In [2]:
import json
import os
import random
import zipfile

import numpy as np
import paddle
from PIL import Image
from matplotlib import pyplot as plt
from paddle import nn

In [3]:
train_parameters = {
    "input_size": [
        3,
        64,
        64
    ],
    "class_dim": 102,
    "src_path": "E:\\Python\\CaltechClassification\\data\\dataset.zip",
    "target_path": "E:\\Python\\CaltechClassification\\data\\dataset\\",
    "image_path": "E:\\Python\\CaltechClassification\\data\\dataset\\dataset\\images\\",
    "train_list_path": "E:\\Python\\CaltechClassification\\data\\dataset\\train.txt",
    "eval_list_path": "E:\\Python\\CaltechClassification\\data\\dataset\\eval.txt",
    "class_list_path": "E:\\Python\\CaltechClassification\\data\\dataset\\dataset\\class.txt",
    "readme_path": "E:\\Python\\CaltechClassification\\data\\dataset\\readme.json",
    "label_dict": {
    },
    "num_epochs": 2,
    "train_batch_size": 32,
    "learning_strategy": {
        "lr": 0.01
    }
}

## 1.数据准备

In [4]:
def unzip_data(src_path, target_path):
    """
    解压原始数据集，将src_path路径下的zip包解压至target_path目录下
    :param src_path:  zip包
    :param target_path:  目标目录
    :return:
    """
    if not os.path.isdir(target_path):
        z = zipfile.ZipFile(src_path, 'r')
        z.extractall(path=target_path)
        z.close()


def get_data_list(target_path, train_list_path, image_path, class_list_path, readme_path):
    """
    生成数据列表
    :param target_path: 目标文件夹
    :param train_list_path: 训练列表
    :param image_path: 图片路径
    :param class_list_path: 标签文件路径
    :param readme_path: readme 文件路径
    :return:
    """
    # 训练集图片路径
    train_data_paths = []
    # 训练集图片标签
    train_data_labels = []
    # 训练集
    train_list = []
    # 所有图片数量
    all_class_images = 0
    # 标签类别
    class_detail = []
    # 训练集文本
    train_data_list = open(target_path + "dataset\\train.txt", "r").readlines()
    # 标签集
    class_data_list = open(class_list_path, "r").readlines()
    # 标签对应的图片数
    class_num = {}

    # 生成train.txt
    for train_data in train_data_list:
        train_data_path = image_path.replace("\\", "\\\\") + train_data.split("\t")[0]
        train_data_label = train_data.split("\t")[1].replace("\n", "")

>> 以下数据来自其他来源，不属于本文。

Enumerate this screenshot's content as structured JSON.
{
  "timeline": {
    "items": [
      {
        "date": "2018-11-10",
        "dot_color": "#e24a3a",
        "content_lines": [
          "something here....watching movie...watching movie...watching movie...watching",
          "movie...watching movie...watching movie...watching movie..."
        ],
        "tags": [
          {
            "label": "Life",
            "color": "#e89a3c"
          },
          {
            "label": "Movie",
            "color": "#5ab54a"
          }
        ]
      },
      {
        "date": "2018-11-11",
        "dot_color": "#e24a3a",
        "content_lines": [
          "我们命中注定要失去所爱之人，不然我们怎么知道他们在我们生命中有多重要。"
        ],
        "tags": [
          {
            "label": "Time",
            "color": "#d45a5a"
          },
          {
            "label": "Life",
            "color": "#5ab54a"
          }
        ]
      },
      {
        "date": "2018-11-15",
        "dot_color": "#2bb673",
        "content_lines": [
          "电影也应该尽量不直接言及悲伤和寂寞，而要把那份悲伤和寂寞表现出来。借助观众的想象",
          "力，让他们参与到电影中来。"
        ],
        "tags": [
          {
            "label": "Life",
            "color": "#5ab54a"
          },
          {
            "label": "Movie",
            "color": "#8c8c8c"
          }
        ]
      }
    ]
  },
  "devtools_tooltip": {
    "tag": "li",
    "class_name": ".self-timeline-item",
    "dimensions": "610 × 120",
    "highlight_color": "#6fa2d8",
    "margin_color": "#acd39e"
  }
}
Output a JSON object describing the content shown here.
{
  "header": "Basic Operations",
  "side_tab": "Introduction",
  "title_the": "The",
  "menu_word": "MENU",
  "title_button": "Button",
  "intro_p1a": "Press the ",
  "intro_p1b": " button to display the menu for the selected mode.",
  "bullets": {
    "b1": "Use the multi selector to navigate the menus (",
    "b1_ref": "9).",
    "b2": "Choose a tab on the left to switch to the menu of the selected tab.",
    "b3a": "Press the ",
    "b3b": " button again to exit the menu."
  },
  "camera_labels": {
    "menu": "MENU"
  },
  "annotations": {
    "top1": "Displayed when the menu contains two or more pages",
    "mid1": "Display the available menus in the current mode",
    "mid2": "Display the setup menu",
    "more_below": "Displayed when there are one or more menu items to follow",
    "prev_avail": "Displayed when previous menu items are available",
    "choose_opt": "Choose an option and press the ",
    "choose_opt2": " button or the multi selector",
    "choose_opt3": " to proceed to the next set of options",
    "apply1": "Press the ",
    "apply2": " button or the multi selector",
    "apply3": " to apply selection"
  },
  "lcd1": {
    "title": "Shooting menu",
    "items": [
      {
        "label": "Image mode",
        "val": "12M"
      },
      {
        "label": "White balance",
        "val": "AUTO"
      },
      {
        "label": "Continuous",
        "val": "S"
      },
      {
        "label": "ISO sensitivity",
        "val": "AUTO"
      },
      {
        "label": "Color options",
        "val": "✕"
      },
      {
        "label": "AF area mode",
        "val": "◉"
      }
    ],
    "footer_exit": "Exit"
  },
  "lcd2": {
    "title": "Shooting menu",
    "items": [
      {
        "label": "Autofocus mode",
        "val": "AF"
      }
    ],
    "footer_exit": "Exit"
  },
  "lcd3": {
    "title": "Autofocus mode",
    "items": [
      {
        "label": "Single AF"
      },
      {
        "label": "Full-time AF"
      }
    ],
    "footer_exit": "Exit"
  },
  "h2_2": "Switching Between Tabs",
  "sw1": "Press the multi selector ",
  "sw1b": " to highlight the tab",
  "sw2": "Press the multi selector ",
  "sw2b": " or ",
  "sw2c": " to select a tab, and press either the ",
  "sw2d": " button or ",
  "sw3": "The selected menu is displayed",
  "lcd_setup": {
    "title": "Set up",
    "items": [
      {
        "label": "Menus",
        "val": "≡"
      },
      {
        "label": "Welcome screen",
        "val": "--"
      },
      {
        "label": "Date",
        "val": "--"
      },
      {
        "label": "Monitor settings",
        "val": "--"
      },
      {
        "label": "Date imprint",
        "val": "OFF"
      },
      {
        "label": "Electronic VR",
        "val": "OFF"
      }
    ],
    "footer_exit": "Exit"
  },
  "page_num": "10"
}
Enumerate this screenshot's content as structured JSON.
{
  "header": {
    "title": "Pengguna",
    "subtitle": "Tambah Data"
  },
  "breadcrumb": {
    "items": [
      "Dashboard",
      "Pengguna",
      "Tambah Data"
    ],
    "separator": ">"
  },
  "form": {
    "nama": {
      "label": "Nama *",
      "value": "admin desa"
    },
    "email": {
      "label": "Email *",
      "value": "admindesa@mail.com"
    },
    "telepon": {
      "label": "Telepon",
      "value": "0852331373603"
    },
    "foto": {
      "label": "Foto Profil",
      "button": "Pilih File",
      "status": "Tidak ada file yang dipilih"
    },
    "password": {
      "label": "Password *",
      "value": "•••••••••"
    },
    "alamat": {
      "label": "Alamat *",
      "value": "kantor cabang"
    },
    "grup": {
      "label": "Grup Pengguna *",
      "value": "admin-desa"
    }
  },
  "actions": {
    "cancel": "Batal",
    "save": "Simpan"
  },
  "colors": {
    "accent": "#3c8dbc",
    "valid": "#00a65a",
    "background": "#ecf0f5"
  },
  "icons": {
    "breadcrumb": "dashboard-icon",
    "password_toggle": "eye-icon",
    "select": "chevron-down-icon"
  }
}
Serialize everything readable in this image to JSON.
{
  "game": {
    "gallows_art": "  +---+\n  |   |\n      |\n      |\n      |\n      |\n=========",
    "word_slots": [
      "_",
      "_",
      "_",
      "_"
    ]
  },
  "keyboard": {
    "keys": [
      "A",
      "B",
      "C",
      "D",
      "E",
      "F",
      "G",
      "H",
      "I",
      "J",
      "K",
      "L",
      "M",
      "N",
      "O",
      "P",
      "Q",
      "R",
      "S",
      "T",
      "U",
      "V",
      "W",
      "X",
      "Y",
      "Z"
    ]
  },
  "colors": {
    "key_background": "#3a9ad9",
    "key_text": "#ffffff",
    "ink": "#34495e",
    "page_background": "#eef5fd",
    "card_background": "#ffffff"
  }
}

        train_data_paths.append(train_data_path)
        train_data_labels.append(train_data_labels)

        train_list.append(f"{train_data_path}\t{train_data_label}\n")

        # 统计对应标签的训练集数量
        if train_data_label not in class_num.keys():
            class_num.setdefault(train_data_label, 0)
        class_num[train_data_label] += 1

    # 乱序
    random.shuffle(train_list)

    # 写入 train.txt
    with open(train_list_path, "a") as f:
        for train_data in train_list:
            f.write(train_data)

    # 生成标签集
    for class_data in class_data_list:
        class_name = class_data.split("\t")[0]
        class_label = class_data.split("\t")[1].replace("\n", "")
        # 标签类别默认内容
        class_detail_default = {"class_train_images": class_num[class_label], "class_label": int(class_label),
                                "class_name": class_name}
        class_detail.append(class_detail_default)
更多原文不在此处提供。